Велико заметил, что у Ярослава опухли от бессонницы глаза, и нахмурил брови.

«И зачем только вызывает меня, если у него все не так, как у людей, даже сигареты не найдешь. Аскет, он и есть аскет! — Ему так понравилась эта мысль, что он еще раз пристально взглянул на Ярослава. — Или, точнее, святой! Остается только перекреститься — и готово!»

«Неужели все потеряно? — спрашивал себя в это время Ярослав. — Как это возможно, чтобы он за год дошел до такого состояния?»

«Ну до чего же хочется курить! Просто в горле все пересохло. Нестерпимо жжет. Да и какое у меня может быть самочувствие, если я выпил

столько вина?! И что понимает во всем этом наш святой?»

Ярослав молчал. Велико сел у окна, и взгляд его остановился на струйке воды, что вытекала из крана колонки на улице.

«В партизанском отряде он сражался как настоящий дьявол, а теперь?.. Иногда так и хочется пустить в него пулю. От него несет плесенью!» — Теряя самообладание, Ярослав отвернулся, чтобы успокоиться.

Велико тоже потерял терпение. Его жизненное кредо воплотилось в неписаном, но твердо установившемся правиле: «Если ты не нанесешь удар, то тебя ударят. Поэтому всегда бей первым». И Велико встал.

— Зачем ты меня вызвал? Чтобы вместе посидеть и помолчать?

— Вчера ты ударил унтер-офицера, — начал издалека Ярослав.

— А-а, так вот в чем дело! — В голосе Велико прозвучала ирония. — Значит, если я буду бить каждого гада, пролезшего в наш полк, ты, чего доброго, предложишь меня расстрелять?

— Ты потребовал от офицеров, чтобы они беспрекословно подчинялись тебе и ставили тебя в известность о каждом отданном ими приказе, — продолжил Ярослав.

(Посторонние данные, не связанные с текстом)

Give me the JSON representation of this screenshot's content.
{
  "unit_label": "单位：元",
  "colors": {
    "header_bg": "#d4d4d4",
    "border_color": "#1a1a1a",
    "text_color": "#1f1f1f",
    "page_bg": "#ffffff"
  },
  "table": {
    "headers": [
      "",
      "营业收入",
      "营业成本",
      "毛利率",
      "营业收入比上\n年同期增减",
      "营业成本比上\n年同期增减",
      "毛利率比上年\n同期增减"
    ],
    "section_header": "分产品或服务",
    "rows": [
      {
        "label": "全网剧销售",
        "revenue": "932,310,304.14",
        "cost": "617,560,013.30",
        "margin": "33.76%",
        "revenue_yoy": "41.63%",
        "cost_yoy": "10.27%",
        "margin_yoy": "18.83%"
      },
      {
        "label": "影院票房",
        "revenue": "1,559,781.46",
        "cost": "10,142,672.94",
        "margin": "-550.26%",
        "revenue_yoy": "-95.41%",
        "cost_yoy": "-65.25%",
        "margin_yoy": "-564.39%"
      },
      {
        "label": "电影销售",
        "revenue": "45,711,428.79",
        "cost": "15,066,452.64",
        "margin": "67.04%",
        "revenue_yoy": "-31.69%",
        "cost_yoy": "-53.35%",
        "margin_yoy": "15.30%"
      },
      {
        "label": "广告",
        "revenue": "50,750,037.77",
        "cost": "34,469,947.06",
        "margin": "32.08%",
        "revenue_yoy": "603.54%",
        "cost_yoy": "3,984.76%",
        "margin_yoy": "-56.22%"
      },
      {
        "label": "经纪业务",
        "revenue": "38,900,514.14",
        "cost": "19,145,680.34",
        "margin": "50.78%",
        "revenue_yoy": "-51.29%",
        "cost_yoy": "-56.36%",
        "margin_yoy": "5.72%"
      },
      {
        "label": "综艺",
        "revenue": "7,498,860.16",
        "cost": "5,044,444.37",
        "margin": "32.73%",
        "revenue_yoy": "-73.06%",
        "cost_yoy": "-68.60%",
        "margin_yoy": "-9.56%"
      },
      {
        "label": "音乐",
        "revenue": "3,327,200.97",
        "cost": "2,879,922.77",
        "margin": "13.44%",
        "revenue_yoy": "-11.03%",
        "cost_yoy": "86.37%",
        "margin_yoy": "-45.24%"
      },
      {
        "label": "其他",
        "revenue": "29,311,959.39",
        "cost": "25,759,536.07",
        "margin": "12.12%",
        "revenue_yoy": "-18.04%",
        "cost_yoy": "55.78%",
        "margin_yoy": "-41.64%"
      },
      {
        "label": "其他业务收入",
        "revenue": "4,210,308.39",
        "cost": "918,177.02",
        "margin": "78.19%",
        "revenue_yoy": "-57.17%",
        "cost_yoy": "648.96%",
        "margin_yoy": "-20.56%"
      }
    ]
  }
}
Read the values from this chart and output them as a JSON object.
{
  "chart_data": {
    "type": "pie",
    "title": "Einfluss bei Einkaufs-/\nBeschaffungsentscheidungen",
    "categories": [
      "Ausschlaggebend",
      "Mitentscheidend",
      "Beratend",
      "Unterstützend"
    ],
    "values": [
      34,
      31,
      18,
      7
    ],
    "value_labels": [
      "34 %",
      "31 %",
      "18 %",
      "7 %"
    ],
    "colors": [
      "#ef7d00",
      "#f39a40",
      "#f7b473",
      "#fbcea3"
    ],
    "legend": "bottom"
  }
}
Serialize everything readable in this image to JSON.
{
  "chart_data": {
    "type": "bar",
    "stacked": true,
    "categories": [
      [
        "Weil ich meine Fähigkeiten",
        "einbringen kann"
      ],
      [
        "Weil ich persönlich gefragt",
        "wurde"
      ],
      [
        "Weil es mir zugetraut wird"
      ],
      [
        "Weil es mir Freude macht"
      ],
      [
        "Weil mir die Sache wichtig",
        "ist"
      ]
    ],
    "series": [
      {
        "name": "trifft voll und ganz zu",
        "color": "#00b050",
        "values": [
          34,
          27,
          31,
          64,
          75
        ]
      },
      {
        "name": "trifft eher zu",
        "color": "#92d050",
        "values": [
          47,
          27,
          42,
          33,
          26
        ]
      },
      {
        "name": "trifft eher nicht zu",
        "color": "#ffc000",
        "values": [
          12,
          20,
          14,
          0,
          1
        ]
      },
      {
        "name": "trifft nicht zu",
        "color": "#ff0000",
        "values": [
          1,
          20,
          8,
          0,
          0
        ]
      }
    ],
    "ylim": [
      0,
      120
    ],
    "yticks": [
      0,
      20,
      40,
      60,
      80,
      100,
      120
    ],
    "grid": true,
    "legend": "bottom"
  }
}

— Это казарма, господин майор, а не клуб бильярдистов. Всем должно быть известно, кто здесь командует — мы или они, — выпалил одним духом Велико. Он понял: если позволит Ярославу задавать ему вопросы, то получится, что он виноват, и ему придется или соглашаться с обвинениями, или опровергать их. Он понял, что Ярослав чем-то смущен. — И если ты хочешь, чтобы мы остались друзьями, то лучше не вмешивайтесь в те дела, которые тебе не ясны. Правда, ты считаешься заместителем командира полка. Но ведь правда и то, что ты появляешься здесь раз-другой в месяц. Обстановку знаем мы, потому что всегда находимся среди солдат. А там, где жизнь, там и возникают противоречия. Там мелькают улыбки, но может прозвучать и пощечина. Там объявляются приказы и происходят столкновения с классовым врагом. Не успел я ступить на порог, как ты начал меня отчитывать. Раз мы встретились впервые за две недели, ты расспроси меня, как человек, помоги, если можешь. Как ты думаешь, до чего мы докатимся, если начнем вставлять друг другу палки в колеса? — Велико говорил не умолкая, ровным голосом, размеренно, и его бас звучал весьма убедительно. Он остановился на мгновение, чтобы перевести дух и понять, какой эффект произвели его слова, и только приготовился продолжать, но тут Ярослав, подав ему лист бумаги, произнес:

— Прочти вот это! — и будто бы поставил точку в их разговоре. Так, по крайней мере, могло показаться на первый взгляд. Однако Ярослав сделал это, чтобы принять лекарство, которое он достал из портфеля.

«Столько вокруг девушек, — думал Ярослав, — а он, как клещ, присосался к замужней женщине... Драган прав. Ведь эта женщина готова и купить и продать нас, даже глазом не моргнув. Вместо того чтобы решительно порвать с ней, он еще раздает пощечины. Он просто обезумел. Пьет и впадает в неистовство. Может ли такой человек правильно рассчитать свои силы? Позволяет себе рассуждать о новых временах, а сам спит с женой человека, до недавнего времени бывшего его хозяином. Как он может? — Ярослав принял последнюю пилюлю, краем глаза следя за Велико. — Он забыл стыд, потерял совесть, а еще требует уважения к себе...»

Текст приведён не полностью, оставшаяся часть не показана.